Le vacarme même qui venait de l’atelier se mêlait à ses rêves au lieu de les troubler. C’est ce joyeux vacarme qu’il entendrait là-bas, à la Silleraye, quand ils vivraient tous ensemble ; c’est ce joyeux vacarme qui réveillerait les endormis de la ville basse. Il avait déjà une maison en vue, où il y aurait grandement place pour tout le monde ; au besoin, il se ferait tout petit pour ne gêner personne. Sa nièce aurait trop à faire pour s’ennuyer, et elle était trop active pour s’endormir.

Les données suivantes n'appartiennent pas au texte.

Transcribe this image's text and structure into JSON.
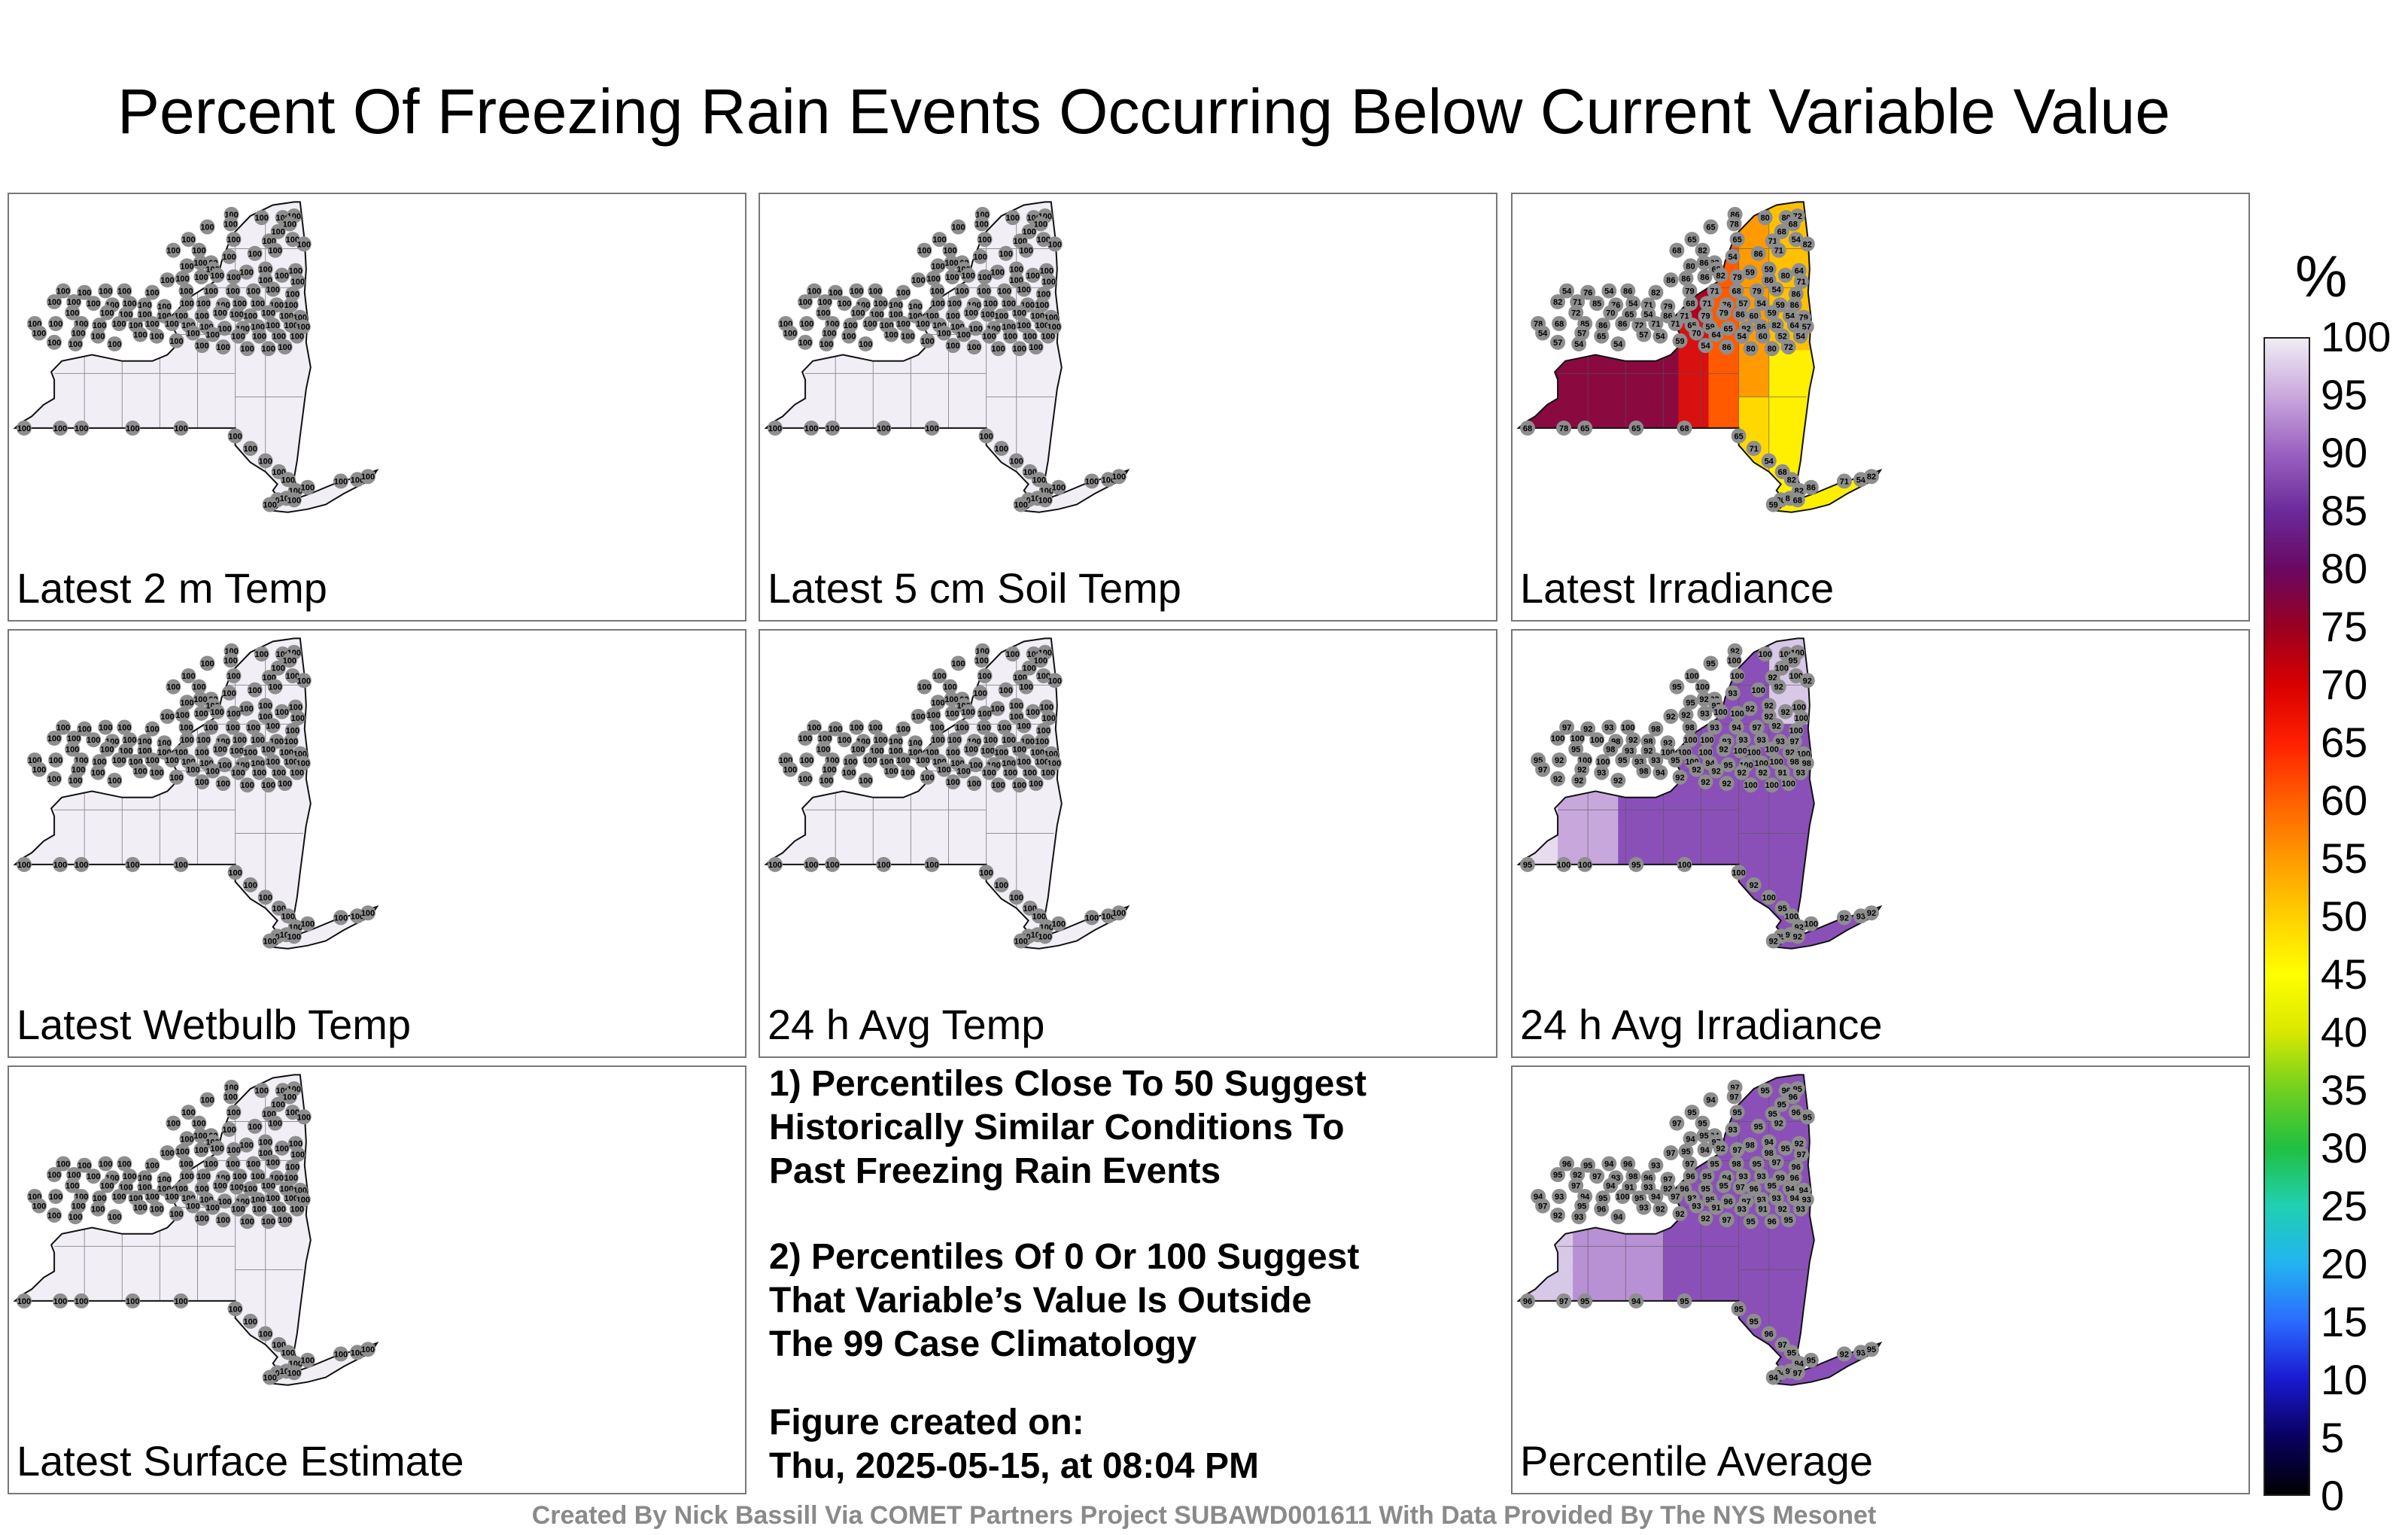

Seulement, consentiraient-ils à quitter Saumur ? Pour les décider, il était prêt à tous les sacrifices ; oui, il leur donnerait tout son avoir, ne se réservant qu’une modique pension pour vivre !

Et pendant que le philosophe philosophait, son filleul lui faisait mille misères, sans parvenir à lasser sa patience ; et la petite ménagère vaquait aux soins du ménage. Tout à coup. entendant au dehors un pas bien connu qui s’approchait de la maison, elle sortit rapidement et reparut au bout d’une minute, la main sur l’épaule d’un grand garçon de quatorze ans.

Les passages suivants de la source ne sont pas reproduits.